Acting is one of those careers that gives you a thick skin because you have no choice but to grow one. Here you are, brimming with passion and creativity in a field that forces you to be emotionally vulnerable for the entertainment of others only to get tossed out of the callback that could change everything. Any veteran actor will tell you that rejection is a way of life in this industry. If they don’t, they’re not living on this plane of reality.
Acting is a tough nut to crack because there’s so much competition and voice acting is particularly challenging because easy access to recording technology means auditions can be done from home with a quick rig, practically doubling the talent pool. While the fast pace of on-camera work can be daunting, voiceover is lightning fast in comparison. This also means you have to be quick or else you could go from being the first person who saw a national Coca-Cola casting call to the 121st person to submit an audition.
Whether you’re on camera, in the booth, or both, you need two things to make it as an actor: patience and persistence. It takes a while to get a steady flow of auditions coming your way and longer to start landing gigs. But if your heart is in it for the long haul and you truly want to make this your life’s work, here are a few things to help you get where you want to go.
1. Rejection—get used to it.
If you’re just starting your career, you’ll be down and out about your growing pile of rejections within a few months. When you’re hoping to land a commercial with only one on-camera spot to fill and 20-plus people auditioning, there’s going to be some heartbreak. You can’t take it personally. If you do, you’ll drown in the talent pool. Learn early on to take rejection in stride so you can move onto the next casting call. Getting turned down is just another chance to prove yourself.
2. Learn to be prepared for anything and everything.
In a perfect world, you’re on the ball, the mic sounds great, the director knows what they’re doing, and the clients love you so much, they make you the face or voice of their ad campaign. If I’m the first person telling you this, then I’m sorry to inform you that the world, unfortunately, is not perfect.
Without a doubt, there will be drama and trauma in your acting career. How you deal with lousy copy, poor direction, and a crappy Wifi connection during a remote session will help you learn how to handle crises. Especially early on, you’re going to make rookie mistakes like forgetting to run a backup of your audio or not checking your email for sudden casting updates. Just make sure to learn from your mistakes. You have to be willing to troubleshoot and problem solve on the fly for every single audition and job, so learn to prepare for the worst and go with the flow.
3. Play nice. Your career depends on it.
As with every other career in the world, you need to build a network of professional friends and acquaintances. If word gets around that you just so happen to be the talent who’s a pain to work with because you’re overly competitive or picky about copy, you’re going to see fewer and fewer auditions come your way.
I’m not saying you have to make friends with everyone in the schoolyard, but at least be willing to play kickball when someone invites you. You need industry friends to turn to when times get tough, and they need your support too. One day, you might have a producer friend call you on short notice for a VO job on a grad student project that only pays a few bucks, but you say yes to help out. Next thing you know, they send your demo along to another industry professional and you land the job right away.

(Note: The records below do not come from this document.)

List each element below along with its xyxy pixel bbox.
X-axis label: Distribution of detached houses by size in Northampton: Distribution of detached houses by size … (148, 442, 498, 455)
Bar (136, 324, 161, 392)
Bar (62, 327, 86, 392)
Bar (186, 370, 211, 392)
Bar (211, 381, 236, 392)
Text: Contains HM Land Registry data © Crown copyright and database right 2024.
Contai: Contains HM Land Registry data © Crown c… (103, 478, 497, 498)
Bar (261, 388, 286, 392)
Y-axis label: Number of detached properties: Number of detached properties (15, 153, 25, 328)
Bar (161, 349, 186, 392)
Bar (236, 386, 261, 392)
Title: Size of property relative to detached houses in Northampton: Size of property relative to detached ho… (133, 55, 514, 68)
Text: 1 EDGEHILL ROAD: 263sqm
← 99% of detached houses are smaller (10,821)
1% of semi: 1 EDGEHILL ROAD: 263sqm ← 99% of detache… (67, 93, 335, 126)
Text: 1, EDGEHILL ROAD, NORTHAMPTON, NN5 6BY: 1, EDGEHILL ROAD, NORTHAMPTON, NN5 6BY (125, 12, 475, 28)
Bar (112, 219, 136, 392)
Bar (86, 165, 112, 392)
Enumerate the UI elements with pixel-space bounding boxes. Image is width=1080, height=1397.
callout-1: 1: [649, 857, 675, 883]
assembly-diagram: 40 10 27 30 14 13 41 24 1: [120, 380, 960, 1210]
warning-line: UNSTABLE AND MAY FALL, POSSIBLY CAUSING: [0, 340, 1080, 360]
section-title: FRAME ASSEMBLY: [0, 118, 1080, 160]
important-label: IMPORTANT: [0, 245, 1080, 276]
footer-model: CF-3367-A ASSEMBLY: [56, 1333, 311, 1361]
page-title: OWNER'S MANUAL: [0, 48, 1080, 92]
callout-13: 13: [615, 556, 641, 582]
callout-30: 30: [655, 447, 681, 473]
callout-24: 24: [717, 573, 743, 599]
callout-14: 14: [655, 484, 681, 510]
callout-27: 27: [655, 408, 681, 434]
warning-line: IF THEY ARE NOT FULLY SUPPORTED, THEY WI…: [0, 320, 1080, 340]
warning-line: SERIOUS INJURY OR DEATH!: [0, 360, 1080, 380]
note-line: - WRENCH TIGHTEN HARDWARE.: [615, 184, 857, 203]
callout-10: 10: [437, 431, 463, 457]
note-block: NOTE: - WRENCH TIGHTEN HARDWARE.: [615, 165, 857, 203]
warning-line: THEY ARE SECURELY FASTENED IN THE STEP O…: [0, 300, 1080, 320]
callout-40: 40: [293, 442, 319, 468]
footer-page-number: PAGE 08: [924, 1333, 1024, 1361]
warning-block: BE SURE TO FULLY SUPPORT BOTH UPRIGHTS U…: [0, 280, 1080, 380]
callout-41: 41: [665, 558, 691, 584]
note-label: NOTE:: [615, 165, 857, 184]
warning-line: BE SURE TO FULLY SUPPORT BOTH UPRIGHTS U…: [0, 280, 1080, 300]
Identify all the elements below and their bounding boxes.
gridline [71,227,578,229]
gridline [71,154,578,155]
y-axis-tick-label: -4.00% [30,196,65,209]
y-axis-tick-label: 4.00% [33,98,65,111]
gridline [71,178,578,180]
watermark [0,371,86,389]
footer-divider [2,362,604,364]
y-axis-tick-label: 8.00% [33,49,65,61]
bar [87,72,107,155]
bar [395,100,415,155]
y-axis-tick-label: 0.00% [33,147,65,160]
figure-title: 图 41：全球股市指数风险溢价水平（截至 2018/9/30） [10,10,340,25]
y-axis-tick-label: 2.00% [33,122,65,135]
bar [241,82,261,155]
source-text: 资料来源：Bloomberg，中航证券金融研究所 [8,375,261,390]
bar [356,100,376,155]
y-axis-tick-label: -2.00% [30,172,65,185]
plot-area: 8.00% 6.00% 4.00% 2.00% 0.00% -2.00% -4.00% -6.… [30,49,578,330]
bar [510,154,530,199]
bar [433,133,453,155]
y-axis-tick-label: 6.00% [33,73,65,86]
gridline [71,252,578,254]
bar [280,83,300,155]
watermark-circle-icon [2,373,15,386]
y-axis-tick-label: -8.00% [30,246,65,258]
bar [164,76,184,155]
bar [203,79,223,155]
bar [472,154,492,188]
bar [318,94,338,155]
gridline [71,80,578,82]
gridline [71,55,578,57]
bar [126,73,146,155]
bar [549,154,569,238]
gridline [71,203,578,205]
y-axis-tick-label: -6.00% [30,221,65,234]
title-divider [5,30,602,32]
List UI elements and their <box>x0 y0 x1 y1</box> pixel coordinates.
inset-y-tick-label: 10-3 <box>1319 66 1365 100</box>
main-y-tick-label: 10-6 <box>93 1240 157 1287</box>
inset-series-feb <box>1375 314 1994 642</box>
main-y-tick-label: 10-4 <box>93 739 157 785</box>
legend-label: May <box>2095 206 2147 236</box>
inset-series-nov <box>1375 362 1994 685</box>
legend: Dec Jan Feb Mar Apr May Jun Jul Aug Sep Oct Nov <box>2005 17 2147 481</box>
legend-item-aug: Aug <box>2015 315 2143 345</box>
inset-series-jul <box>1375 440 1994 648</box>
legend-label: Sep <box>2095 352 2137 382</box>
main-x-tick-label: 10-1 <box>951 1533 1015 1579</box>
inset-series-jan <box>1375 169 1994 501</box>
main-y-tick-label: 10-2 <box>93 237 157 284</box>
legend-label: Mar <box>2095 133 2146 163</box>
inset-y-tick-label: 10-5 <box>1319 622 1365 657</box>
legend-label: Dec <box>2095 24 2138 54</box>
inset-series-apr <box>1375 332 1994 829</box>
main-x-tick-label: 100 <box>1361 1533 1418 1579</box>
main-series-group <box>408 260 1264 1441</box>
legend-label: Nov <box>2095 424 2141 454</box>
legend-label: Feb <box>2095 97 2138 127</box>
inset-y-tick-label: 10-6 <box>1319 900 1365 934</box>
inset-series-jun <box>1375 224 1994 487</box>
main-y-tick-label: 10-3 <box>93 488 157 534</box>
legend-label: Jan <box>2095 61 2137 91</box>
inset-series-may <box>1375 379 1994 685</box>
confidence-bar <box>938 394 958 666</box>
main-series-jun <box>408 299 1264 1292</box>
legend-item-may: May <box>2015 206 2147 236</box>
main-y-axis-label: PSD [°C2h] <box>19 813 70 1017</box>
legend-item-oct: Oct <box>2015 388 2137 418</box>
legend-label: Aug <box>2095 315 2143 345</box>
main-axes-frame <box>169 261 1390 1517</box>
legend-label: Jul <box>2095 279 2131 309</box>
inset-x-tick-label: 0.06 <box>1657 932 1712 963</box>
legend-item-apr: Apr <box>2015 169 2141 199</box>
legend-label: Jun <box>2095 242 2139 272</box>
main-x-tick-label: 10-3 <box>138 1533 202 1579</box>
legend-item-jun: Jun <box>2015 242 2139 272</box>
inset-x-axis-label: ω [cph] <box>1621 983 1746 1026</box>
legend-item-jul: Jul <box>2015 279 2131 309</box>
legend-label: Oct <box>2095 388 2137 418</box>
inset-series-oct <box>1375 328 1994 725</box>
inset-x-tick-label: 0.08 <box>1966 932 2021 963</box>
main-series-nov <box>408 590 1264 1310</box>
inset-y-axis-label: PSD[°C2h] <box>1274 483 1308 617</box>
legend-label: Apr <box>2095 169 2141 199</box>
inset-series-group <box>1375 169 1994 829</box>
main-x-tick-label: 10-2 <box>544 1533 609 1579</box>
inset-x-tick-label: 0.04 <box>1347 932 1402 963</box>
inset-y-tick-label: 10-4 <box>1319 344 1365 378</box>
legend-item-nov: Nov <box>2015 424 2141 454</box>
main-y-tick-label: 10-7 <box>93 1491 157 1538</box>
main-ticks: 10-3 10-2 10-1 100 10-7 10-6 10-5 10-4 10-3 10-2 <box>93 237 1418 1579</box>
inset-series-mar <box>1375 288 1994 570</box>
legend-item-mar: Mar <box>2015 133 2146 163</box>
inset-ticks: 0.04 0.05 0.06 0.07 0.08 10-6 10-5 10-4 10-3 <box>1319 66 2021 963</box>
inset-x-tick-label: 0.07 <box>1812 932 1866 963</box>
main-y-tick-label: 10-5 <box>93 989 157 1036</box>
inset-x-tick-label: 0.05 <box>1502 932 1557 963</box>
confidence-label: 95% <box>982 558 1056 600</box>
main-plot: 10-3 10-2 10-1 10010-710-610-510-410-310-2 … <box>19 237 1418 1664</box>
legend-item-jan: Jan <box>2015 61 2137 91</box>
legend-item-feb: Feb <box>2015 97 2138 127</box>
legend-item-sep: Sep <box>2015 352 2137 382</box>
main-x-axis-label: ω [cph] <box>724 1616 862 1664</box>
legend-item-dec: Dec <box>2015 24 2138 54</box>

Gary Vaynerchuck, CEO of Vayner Media, makes a great point about successful people: “The ‘Talented’ want others to win because they don’t see it coming out of theirs.” Basically, you don’t get anything out of being high and mighty. You never know when an industry friend can pull through for you and help your career along.
This industry is a strange world. Our careers center around creating fantasies that take people somewhere else for a few moments on a TV or radio spot, the silver screen, or video games and cartoons. Yet, the actors behind all these things have their own realities to deal with. You have to have big dreams to get into this line of work, but you can’t fool yourself about how tough it can be. Just remember: work hard, but don’t be hard on yourself. You need room to grow as a talent and see yourself succeed. Take the time to cultivate the patience and persistence to see your career through.